Walter Kerr Theatre, NYC, April 19, 2019

Reviewed by Elizabeth Ahlfors for Cabaret Scenes

Photo: Matthew Murphy

Andre De Shields

Those classic lovers, Orpheus and Eurydice, take us to Hell and back in Hadestown. One of Broadway’s latest musical entries this season, Hadestown is the mythological story told here through well-crafted music and an imaginative book that was adapted by singer-songwriter Anaïs Mitchell. 

The show recently moved uptown from the New York Theatre Workshop, as well as from The National Theatre in London. Developed and directed by Rachel Chavkin (Natasha, Pierre & The Great Comet of 1812), the production at the Walter Kerr Theatre is zippy with vibrancy and folk-era romance. It features a pop-rock/bluegrass/jazz score and presents some debatable issues—like industry, climate change, and society. 

The cast is accompanied by a superb on-stage band, bringing fresh creativity to this musical season. They offer a dreamy song for the young lovers, Orpheus (Reeve Carney) and Eurydice (Eva Noblezada), and a devil-may-care rock ‘n’ jive, New Orleans ambiance to liven things on earth. A chorus drives the rhythmic industrialized energy to the underworld where everyone labors under the reign of malevolent King Hades (The God of Death), played by Patrick Page with a profoundly threatening voice.

Reeve Carney & Eva Noblezada

When Hades speaks, the denizens listen.
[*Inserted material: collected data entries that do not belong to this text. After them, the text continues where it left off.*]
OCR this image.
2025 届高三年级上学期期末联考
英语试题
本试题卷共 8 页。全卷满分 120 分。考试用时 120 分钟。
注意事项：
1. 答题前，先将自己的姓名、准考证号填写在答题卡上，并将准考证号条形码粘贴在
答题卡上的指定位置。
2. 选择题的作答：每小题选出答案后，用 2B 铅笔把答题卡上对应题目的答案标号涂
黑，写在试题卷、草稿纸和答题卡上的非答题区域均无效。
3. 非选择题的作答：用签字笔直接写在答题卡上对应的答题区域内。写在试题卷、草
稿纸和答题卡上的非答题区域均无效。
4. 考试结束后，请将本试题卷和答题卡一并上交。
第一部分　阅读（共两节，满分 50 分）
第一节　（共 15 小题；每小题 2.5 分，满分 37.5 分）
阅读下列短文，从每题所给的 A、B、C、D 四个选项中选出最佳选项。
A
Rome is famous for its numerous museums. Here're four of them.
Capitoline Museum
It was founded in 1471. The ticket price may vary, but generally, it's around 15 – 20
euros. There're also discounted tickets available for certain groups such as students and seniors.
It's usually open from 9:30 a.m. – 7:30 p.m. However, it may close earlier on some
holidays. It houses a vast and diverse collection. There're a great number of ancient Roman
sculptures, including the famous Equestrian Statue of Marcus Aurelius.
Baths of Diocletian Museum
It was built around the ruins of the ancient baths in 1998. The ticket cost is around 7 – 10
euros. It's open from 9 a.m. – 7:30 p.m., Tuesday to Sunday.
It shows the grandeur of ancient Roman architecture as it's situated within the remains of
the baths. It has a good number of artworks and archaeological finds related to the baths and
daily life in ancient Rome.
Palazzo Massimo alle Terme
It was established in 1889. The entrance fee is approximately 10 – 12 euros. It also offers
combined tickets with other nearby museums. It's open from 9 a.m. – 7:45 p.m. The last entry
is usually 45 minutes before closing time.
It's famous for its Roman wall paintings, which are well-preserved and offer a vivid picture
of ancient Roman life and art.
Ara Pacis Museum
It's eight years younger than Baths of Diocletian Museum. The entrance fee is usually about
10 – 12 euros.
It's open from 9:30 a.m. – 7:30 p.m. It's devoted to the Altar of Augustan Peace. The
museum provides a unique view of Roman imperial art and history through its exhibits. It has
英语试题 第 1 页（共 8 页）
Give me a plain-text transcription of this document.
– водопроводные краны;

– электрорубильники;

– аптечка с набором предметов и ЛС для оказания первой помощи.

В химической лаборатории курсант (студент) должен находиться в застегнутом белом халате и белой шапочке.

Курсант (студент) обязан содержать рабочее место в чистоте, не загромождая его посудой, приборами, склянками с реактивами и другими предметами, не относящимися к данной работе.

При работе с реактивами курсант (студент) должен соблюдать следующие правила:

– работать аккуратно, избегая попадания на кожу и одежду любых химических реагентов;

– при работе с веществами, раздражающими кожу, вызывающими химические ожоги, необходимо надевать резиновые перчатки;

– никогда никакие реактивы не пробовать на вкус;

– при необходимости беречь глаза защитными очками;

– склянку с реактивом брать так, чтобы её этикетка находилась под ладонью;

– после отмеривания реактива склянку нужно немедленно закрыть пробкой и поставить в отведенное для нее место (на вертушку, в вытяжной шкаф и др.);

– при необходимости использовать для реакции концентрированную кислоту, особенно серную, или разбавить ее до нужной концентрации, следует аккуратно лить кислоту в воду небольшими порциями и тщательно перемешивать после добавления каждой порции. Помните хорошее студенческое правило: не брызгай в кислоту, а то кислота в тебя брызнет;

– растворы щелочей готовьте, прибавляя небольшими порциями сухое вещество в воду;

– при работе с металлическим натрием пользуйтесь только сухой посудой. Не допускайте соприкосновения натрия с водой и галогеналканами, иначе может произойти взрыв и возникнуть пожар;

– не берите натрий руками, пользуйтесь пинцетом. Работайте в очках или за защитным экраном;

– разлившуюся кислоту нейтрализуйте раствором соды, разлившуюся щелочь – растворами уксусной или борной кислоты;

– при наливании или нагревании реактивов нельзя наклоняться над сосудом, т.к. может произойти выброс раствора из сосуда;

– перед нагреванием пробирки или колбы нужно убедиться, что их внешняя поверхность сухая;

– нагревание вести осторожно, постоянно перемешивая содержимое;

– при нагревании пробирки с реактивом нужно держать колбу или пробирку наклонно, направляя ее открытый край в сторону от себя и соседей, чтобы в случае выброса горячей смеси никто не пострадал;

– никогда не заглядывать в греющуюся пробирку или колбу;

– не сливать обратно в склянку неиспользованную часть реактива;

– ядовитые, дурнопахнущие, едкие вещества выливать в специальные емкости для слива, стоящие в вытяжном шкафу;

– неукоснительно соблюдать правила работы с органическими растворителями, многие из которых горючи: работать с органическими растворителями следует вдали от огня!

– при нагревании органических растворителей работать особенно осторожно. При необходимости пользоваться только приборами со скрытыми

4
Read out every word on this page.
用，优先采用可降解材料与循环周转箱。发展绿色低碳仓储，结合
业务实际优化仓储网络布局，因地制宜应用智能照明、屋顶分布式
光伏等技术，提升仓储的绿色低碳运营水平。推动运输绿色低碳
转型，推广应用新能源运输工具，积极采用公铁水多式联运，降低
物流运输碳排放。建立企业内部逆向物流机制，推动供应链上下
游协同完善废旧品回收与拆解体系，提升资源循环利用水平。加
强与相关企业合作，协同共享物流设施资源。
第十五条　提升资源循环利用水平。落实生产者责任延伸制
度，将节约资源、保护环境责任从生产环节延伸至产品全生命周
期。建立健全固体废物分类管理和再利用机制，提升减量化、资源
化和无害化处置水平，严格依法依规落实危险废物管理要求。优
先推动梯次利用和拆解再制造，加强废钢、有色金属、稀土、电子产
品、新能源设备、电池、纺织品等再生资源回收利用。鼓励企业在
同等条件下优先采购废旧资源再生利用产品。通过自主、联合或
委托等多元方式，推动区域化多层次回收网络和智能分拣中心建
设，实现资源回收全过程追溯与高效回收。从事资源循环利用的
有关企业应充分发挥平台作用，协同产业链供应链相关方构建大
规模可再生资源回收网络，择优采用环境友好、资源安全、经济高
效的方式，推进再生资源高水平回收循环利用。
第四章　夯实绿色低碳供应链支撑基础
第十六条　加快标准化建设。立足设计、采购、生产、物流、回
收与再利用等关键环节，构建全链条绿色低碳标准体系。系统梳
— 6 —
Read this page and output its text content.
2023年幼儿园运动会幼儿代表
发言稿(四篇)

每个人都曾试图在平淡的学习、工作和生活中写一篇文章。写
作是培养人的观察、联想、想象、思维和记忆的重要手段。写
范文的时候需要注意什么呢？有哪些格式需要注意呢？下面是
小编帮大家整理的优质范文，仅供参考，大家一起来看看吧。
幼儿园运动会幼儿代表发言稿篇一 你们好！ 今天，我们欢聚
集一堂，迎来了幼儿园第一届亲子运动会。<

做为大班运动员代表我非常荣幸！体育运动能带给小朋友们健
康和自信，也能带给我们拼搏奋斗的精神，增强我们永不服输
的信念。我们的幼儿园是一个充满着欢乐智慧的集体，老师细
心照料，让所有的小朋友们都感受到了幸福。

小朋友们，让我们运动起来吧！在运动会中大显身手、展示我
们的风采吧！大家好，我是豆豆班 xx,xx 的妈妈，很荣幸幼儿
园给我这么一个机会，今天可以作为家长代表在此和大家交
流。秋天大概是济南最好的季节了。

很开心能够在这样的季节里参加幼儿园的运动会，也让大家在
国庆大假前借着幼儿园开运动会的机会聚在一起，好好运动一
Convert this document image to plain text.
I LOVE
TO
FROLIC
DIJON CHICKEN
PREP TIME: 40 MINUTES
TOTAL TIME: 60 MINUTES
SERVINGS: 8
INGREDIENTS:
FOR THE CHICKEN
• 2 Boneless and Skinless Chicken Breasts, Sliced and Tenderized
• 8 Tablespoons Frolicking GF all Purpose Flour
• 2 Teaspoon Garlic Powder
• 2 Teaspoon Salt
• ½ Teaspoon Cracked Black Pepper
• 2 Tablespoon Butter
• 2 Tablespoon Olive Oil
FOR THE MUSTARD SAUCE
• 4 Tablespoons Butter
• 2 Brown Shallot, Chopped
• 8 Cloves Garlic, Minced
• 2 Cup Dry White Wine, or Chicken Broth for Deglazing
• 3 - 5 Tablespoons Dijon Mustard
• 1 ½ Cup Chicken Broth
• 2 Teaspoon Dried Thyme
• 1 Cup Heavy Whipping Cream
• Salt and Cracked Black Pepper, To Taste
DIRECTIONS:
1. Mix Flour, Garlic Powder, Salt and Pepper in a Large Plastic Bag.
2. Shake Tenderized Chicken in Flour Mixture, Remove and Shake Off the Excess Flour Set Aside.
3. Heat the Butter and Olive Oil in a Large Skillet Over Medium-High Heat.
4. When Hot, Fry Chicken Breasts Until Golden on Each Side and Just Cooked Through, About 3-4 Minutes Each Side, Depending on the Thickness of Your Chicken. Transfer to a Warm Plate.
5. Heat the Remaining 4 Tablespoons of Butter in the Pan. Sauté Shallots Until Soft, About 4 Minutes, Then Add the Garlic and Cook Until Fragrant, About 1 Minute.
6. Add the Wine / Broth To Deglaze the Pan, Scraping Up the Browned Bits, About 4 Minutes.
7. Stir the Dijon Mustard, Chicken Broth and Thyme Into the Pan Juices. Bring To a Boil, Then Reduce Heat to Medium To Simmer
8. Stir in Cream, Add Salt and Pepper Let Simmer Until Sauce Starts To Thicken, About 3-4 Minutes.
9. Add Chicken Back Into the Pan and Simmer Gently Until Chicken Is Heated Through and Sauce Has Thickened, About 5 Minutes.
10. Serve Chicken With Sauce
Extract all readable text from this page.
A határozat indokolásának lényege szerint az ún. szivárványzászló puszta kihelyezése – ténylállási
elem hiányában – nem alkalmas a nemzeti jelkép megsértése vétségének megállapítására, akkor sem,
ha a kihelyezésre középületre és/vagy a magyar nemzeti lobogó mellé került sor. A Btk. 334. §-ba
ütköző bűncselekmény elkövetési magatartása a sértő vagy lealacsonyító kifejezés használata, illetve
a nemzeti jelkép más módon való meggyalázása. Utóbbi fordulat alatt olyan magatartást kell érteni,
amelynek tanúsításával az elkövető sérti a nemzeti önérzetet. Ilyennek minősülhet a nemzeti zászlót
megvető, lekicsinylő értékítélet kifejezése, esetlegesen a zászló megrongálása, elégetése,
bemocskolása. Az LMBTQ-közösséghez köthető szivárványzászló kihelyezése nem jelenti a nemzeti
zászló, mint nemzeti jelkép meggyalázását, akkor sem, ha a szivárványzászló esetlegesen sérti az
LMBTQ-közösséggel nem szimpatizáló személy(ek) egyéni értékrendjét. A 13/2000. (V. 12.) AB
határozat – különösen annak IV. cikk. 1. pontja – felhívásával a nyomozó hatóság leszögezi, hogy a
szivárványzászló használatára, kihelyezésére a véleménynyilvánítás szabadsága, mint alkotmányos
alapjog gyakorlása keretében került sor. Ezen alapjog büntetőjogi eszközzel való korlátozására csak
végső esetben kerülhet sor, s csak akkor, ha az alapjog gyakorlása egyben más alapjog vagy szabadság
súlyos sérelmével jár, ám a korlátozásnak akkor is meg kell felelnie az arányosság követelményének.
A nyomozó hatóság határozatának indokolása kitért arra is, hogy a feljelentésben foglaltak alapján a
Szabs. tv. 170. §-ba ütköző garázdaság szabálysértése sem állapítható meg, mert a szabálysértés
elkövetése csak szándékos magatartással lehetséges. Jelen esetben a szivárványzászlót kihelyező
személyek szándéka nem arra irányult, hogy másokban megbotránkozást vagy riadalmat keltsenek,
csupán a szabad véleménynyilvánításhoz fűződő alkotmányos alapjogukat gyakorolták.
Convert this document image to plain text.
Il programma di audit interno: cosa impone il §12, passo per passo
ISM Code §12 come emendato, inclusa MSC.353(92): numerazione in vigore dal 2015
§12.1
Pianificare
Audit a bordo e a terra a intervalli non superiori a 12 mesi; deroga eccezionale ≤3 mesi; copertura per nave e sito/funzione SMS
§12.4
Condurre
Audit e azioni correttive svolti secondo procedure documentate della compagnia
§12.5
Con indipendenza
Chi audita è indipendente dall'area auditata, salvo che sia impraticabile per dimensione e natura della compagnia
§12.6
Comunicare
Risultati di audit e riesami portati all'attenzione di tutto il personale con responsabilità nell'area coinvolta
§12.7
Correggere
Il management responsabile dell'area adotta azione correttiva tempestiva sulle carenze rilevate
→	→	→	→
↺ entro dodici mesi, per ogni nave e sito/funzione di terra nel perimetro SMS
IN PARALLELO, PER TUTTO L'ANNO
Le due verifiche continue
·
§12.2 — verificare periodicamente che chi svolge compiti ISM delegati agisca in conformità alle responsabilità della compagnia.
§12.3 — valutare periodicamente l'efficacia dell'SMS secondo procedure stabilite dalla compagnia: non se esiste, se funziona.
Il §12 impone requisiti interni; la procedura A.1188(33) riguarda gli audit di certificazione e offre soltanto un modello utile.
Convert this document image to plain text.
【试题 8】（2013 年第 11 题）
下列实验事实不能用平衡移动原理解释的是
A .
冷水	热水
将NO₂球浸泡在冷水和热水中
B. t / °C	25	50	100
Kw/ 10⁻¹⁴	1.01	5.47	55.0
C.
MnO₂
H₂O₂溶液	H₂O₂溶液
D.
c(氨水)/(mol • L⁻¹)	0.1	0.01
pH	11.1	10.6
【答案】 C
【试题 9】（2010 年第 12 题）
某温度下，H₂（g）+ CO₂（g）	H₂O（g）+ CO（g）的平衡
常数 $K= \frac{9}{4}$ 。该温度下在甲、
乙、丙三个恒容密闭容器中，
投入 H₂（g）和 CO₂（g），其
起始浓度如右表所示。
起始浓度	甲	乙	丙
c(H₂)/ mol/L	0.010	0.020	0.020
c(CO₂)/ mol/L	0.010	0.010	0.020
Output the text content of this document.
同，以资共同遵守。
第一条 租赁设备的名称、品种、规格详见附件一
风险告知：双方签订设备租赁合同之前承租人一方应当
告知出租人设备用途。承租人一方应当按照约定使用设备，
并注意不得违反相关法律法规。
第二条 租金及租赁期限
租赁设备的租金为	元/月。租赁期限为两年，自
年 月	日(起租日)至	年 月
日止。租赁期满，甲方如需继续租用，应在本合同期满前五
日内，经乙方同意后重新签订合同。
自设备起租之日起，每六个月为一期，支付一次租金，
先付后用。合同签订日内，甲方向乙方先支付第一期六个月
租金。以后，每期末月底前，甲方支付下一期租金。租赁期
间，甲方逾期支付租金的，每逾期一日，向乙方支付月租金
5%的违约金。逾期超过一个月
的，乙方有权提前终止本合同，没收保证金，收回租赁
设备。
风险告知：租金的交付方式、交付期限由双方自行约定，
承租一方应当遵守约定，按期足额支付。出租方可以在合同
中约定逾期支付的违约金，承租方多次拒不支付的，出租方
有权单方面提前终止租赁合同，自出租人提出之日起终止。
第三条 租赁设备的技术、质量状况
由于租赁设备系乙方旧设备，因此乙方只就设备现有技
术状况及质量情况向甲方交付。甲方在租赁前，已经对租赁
When he orders them to build a wall, they get started. “The wall keeps out the enemy; And we build the wall to keep us free.” (Note: this work was created before the Trump era). Even Hades’ fun-loving wife, Persephone (Amber Grey), seasonally leaves her husband and home to kick up her heels every spring with sunshine and music. Grey is a crowd-pleaser as Persephone, sexy and ebullient, singing “Livin’ It Up on Top” and “Our Lady of the Underground.” Choreography by David Neumann offers non-stop vitality.

The story starts with Hermes—played by a cool and snazzy André De Shields—who moves with silky slides and sly pivots. There’s no doubt that he is the head man in a town that’s set sometime in a long-ago era. Hermes knows everyone and everyone knows him, including Orpheus, a sensitive guitar-strumming waiter with songwriting in his soul. Hermes says that Orpheus is an idealistic young man who “could make you see how the world could be, in spite of the way that it is.” With Carney’s high tenor voice and romantic spirit, Orpheus seems more fragile than he really is. When he meets Eurydice, a homeless, impoverished, and astute young newcomer, he falls instantly in love with her. Eurydice is astute, a wanderer observing life around her and not expecting much from it. As she once comments, “Weather ain’t the way it was before, ain’t no spring or fall anymore.” She is accompanied by the graceful Fates (Jewelle Blackman, Yvette Gonzalez-Nacer, and Kay Trinidad), a three-woman chorus that comments on her journey. Noblezasda’s voice is impressive, with soft edges and layered interpretations, touching in “All I’ve Ever Known.”

Patrick Page & Reeve Carney

Unfortunately, Eurydice makes a deal with Hades and, accompanied by the Fates, she descends into Hadestown. Orpheus, heartbroken, follows, hoping to persuade Hades to allow Eurydice to return to life. His pleas are bolstered by Hermes, who wanders between life and death, and even Persephone. Hades finally agrees to let Orpheus lead Eurydice and other workers back to earth. The caveat is that Orpheus must not look back at Eurydice as they embark on the long trip. If he does, Eurydice will be returned in Hadestown. Words from Hermes address this tragic story: “To know how it ends/And still begin/To sing it again/As if it might turn out this time.”

The production values are lively and colorful with instrumentalists on both sides of Rachel Hauck’s bi-level sets, Bradley King’s creative lighting, and sound effects by Nevin Steinberg and Jessica Paz. Michael Krass dresses Hades and Persiphone with lush, appropriately royal colors, and Hermes works his flashy silver three-piece suit. Under the direction of Rachel Chavkin, this stage brings a bright freshness to a classic tale and Hadestown is definitely a must-see for this season.

Elizabeth Ahlfors

Born and raised in New York, Elizabeth graduated from NYU with a degree in Journalism. She has lived in various cities and countries and now is back in NYC. She has written magazine articles and published three books: A Housewife’s Guide to Women’s Liberation, Twelve American Women, and Heroines of ’76 (for children). A great love was always music and theater—in the audience, not performing. A Philadelphia correspondent for Theatre.com and InTheatre Magazine, she has reviewed theater and cabaret for the Philadelphia Inquirer and Philadelphia City News. She writes for Cabaret Scenes and other cabaret/theater sites. She is a judge for Nightlife Awards and a voting member of Drama Desk and Outer Critics Circle.